The present invention relates to a method for selecting a mobile telephone operator.
The use of mobile telephones is still quite expensive and it is difficult for a user of a mobile telephone to know which telephone operator is providing the best price and signalling quality for a particular pending telephone call. The user is often at the mercy of one selected telephone operator and the user cannot conveniently select the best operator for a particular upcoming telephone call. There is a need for a system that enables the user to effectively select the best telephone operator for each telephone call so that the user can easily switch between the various operators. There is also a need for a system that enables the user to maintain the same telephone number while using different telephone operators.

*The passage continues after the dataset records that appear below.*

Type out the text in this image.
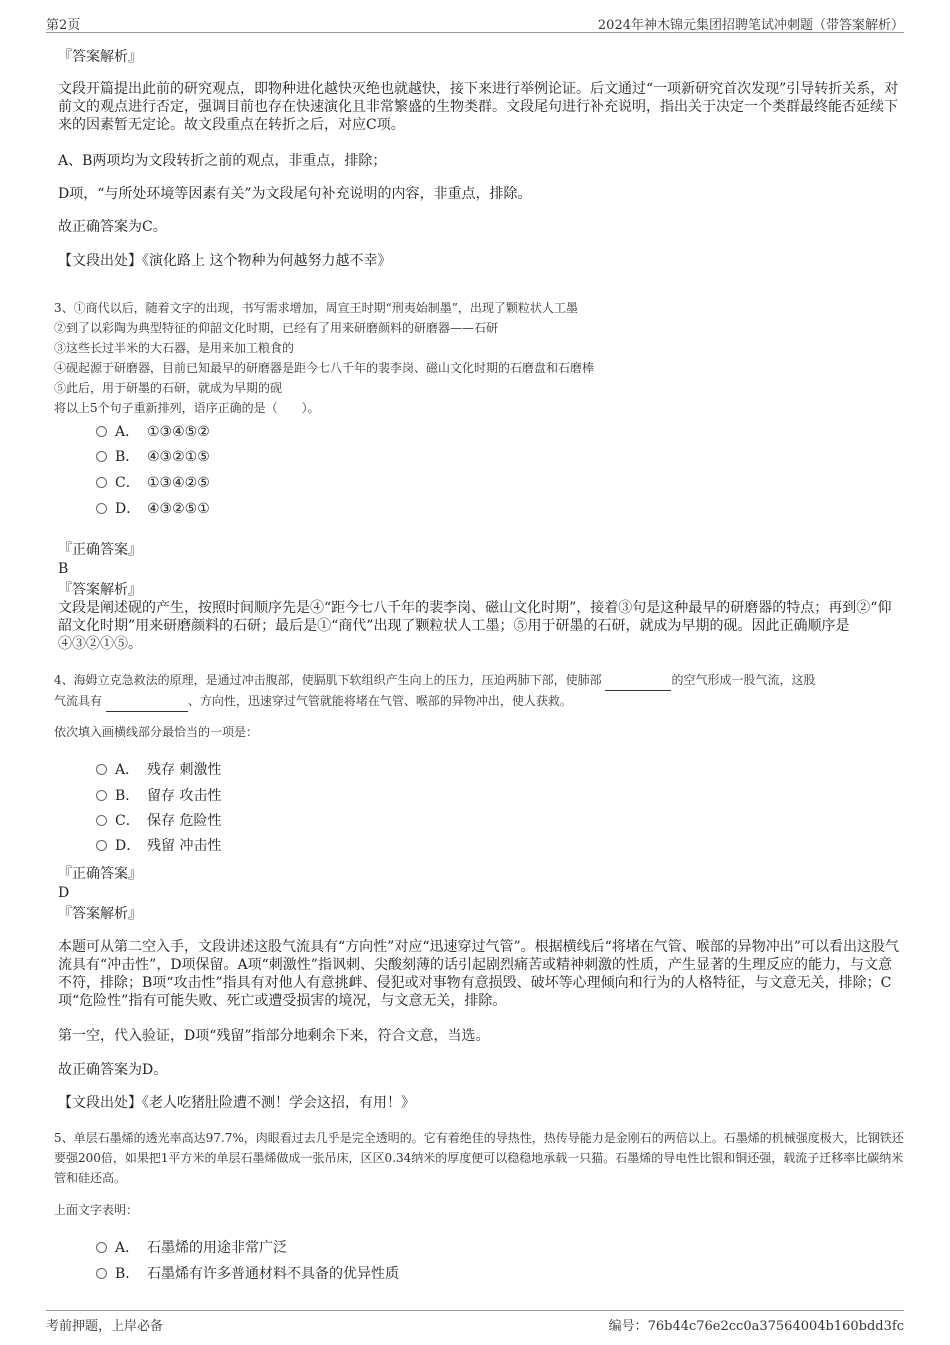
第2页	2024年神木锦元集团招聘笔试冲刺题（带答案解析）

『答案解析』

文段开篇提出此前的研究观点，即物种进化越快灭绝也就越快，接下来进行举例论证。后文通过“一项新研究首次发现”引导转折关系，对前文的观点进行否定，强调目前也存在快速演化且非常繁盛的生物类群。文段尾句进行补充说明，指出关于决定一个类群最终能否延续下来的因素暂无定论。故文段重点在转折之后，对应C项。

A、B两项均为文段转折之前的观点，非重点，排除；

D项，“与所处环境等因素有关”为文段尾句补充说明的内容，非重点，排除。

故正确答案为C。

【文段出处】《演化路上 这个物种为何越努力越不幸》

3、①商代以后，随着文字的出现，书写需求增加，周宣王时期“刑夷始制墨”，出现了颗粒状人工墨
②到了以彩陶为典型特征的仰韶文化时期，已经有了用来研磨颜料的研磨器——石研
③这些长过半米的大石器，是用来加工粮食的
④砚起源于研磨器，目前已知最早的研磨器是距今七八千年的裴李岗、磁山文化时期的石磨盘和石磨棒
⑤此后，用于研墨的石研，就成为早期的砚
将以上5个句子重新排列，语序正确的是（　　）。

A． ①③④⑤②
B． ④③②①⑤
C． ①③④②⑤
D． ④③②⑤①

『正确答案』

B

『答案解析』

文段是阐述砚的产生，按照时间顺序先是④“距今七八千年的裴李岗、磁山文化时期”，接着③句是这种最早的研磨器的特点；再到②“仰韶文化时期”用来研磨颜料的石研；最后是①“商代”出现了颗粒状人工墨；⑤用于研墨的石研，就成为早期的砚。因此正确顺序是④③②①⑤。

4、海姆立克急救法的原理，是通过冲击腹部，使膈肌下软组织产生向上的压力，压迫两肺下部，使肺部	的空气形成一股气流，这股
气流具有	、方向性，迅速穿过气管就能将堵在气管、喉部的异物冲出，使人获救。

依次填入画横线部分最恰当的一项是：

A． 残存 刺激性
B． 留存 攻击性
C． 保存 危险性
D． 残留 冲击性

『正确答案』

D

『答案解析』

本题可从第二空入手，文段讲述这股气流具有“方向性”对应“迅速穿过气管”。根据横线后“将堵在气管、喉部的异物冲出”可以看出这股气流具有“冲击性”，D项保留。A项“刺激性”指讽刺、尖酸刻薄的话引起剧烈痛苦或精神刺激的性质，产生显著的生理反应的能力，与文意不符，排除；B项“攻击性”指具有对他人有意挑衅、侵犯或对事物有意损毁、破坏等心理倾向和行为的人格特征，与文意无关，排除；C项“危险性”指有可能失败、死亡或遭受损害的境况，与文意无关，排除。

第一空，代入验证，D项“残留”指部分地剩余下来，符合文意，当选。

故正确答案为D。

【文段出处】《老人吃猪肚险遭不测！学会这招，有用！》

5、单层石墨烯的透光率高达97.7%，肉眼看过去几乎是完全透明的。它有着绝佳的导热性，热传导能力是金刚石的两倍以上。石墨烯的机械强度极大，比钢铁还要强200倍，如果把1平方米的单层石墨烯做成一张吊床，区区0.34纳米的厚度便可以稳稳地承载一只猫。石墨烯的导电性比银和铜还强，载流子迁移率比碳纳米管和硅还高。

上面文字表明：

A． 石墨烯的用途非常广泛
B． 石墨烯有许多普通材料不具备的优异性质
考前押题，上岸必备	编号：76b44c76e2cc0a37564004b160bdd3fc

The method of the present invention provides a solution to the above described problems. More particularly, the method is for selecting a telephone operator for mobile telephones. The mobile telephone has an operator card installed therein that has preprogrammed codes for providing communication via a first and a second telephone operator. A telephone number is then entered on the mobile telephone to activate the mobile telephone. A first request signal is sent to the first telephone operator and a second request signal is sent to the second telephone operator. The first telephone operator sends back a first response signal to the mobile telephone and the second telephone operator sends back a second response signal to the mobile telephone. A price request signal is sent to the first and second telephone operators. In response to the price request signal, the first telephone operator sends back a first price signal and the second telephone operator sends back a second price signal to the mobile telephone. The first price signal is compared with the second price signal and the first telephone operator is selected when the first price signal is lower than the second price signal and the second telephone operator is selected when the second price signal is lower than the first price signal.